Bear Valley TrailAt any time of year in West Marin, the weather can change drastically in a short time. Dress in layers: a sweater or fleece jacket is ideal along with a shell or windbreaker that you can stash in your backpack just in case. Drinking water is available at the visitor center and the adjacent picnic area, so you can fill your water bottles if you need to. Obviously take the usuals like sunscreen and hats. Bring your lunch if you plan to picnic. There's not food available at the visitor center, but you can pick up good deli sandwiches and snacks at the Palace Market or Tomales Bay Foods in Point Reyes Station or at the Inverness Market. Restrooms are available at the visitor center, picnic area, and at Divide Meadow.

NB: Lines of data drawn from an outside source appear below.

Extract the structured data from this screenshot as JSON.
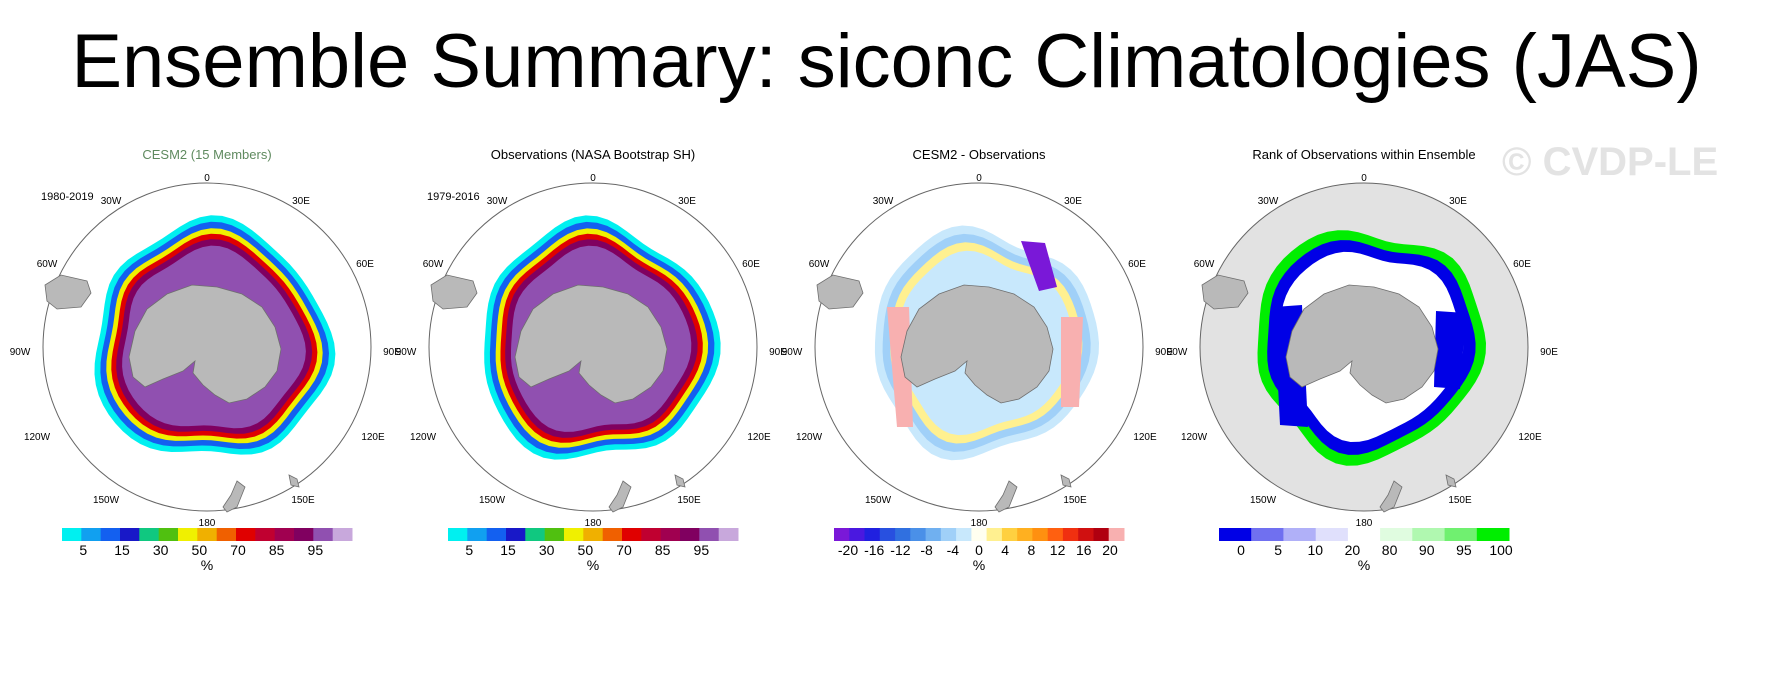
{
  "figure": {
    "title": "Ensemble Summary: siconc Climatologies (JAS)",
    "watermark": "© CVDP-LE"
  },
  "colors": {
    "land": "#b9b9b9",
    "land_edge": "#6f6f6f",
    "ocean": "#ffffff",
    "rank_ocean": "#e2e2e2",
    "panel1_title": "#5f8a5f",
    "rank_low": "#0000e6",
    "rank_high": "#00ee00"
  },
  "labels": {
    "lon_0": "0",
    "lon_30w": "30W",
    "lon_30e": "30E",
    "lon_60w": "60W",
    "lon_60e": "60E",
    "lon_90w": "90W",
    "lon_90e": "90E",
    "lon_120w": "120W",
    "lon_120e": "120E",
    "lon_150w": "150W",
    "lon_150e": "150E",
    "lon_180": "180"
  },
  "chart_data": [
    {
      "type": "heatmap",
      "title": "CESM2 (15 Members)",
      "period": "1980-2019",
      "field": "sea ice concentration",
      "colorbar": {
        "unit": "%",
        "tick_labels": [
          "5",
          "15",
          "30",
          "50",
          "70",
          "85",
          "95"
        ],
        "colors": [
          "#00f0f0",
          "#11a0f0",
          "#1360f0",
          "#1818c8",
          "#10c880",
          "#50c010",
          "#f0f000",
          "#f0b000",
          "#f06000",
          "#e00000",
          "#c00030",
          "#a00050",
          "#800060",
          "#9050b0",
          "#c8a8dc"
        ]
      }
    },
    {
      "type": "heatmap",
      "title": "Observations (NASA Bootstrap SH)",
      "period": "1979-2016",
      "field": "sea ice concentration",
      "colorbar": {
        "unit": "%",
        "tick_labels": [
          "5",
          "15",
          "30",
          "50",
          "70",
          "85",
          "95"
        ],
        "colors": [
          "#00f0f0",
          "#11a0f0",
          "#1360f0",
          "#1818c8",
          "#10c880",
          "#50c010",
          "#f0f000",
          "#f0b000",
          "#f06000",
          "#e00000",
          "#c00030",
          "#a00050",
          "#800060",
          "#9050b0",
          "#c8a8dc"
        ]
      }
    },
    {
      "type": "heatmap",
      "title": "CESM2 - Observations",
      "field": "sea ice concentration difference",
      "colorbar": {
        "unit": "%",
        "tick_labels": [
          "-20",
          "-16",
          "-12",
          "-8",
          "-4",
          "0",
          "4",
          "8",
          "12",
          "16",
          "20"
        ],
        "colors": [
          "#7a18d8",
          "#4a18e0",
          "#2020e0",
          "#2850e0",
          "#3070e0",
          "#4a90e8",
          "#70b0f0",
          "#a0d0f8",
          "#c8e8fc",
          "#fffff0",
          "#fff090",
          "#ffd040",
          "#ffb020",
          "#ff9010",
          "#ff6010",
          "#f03010",
          "#d01010",
          "#b00010",
          "#f8b0b0"
        ]
      }
    },
    {
      "type": "heatmap",
      "title": "Rank of Observations within Ensemble",
      "field": "rank of observations within ensemble",
      "colorbar": {
        "unit": "%",
        "tick_labels": [
          "0",
          "5",
          "10",
          "20",
          "80",
          "90",
          "95",
          "100"
        ],
        "colors": [
          "#0000e6",
          "#7070f0",
          "#b0b0f8",
          "#e0e0fc",
          "#ffffff",
          "#e0fce0",
          "#b0f8b0",
          "#70f070",
          "#00ee00"
        ]
      }
    }
  ]
}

As in much of Northern California, you'll find poison oak, stinging nettles, and ticks out among the trees and brush, so make sure everyone stays on the trail. There have also been a few mountain lion sightings out there, although not in places commonly visited by hikers (and you're extremely unlikely to encounter one when the trail is busy—they really like to avoid people), but in any case it's probably not in your best interests to let children go running around the bend out of sight, just in case. Check the information sign at the visitor center before you go for up-to-date information, trail conditions, and warnings.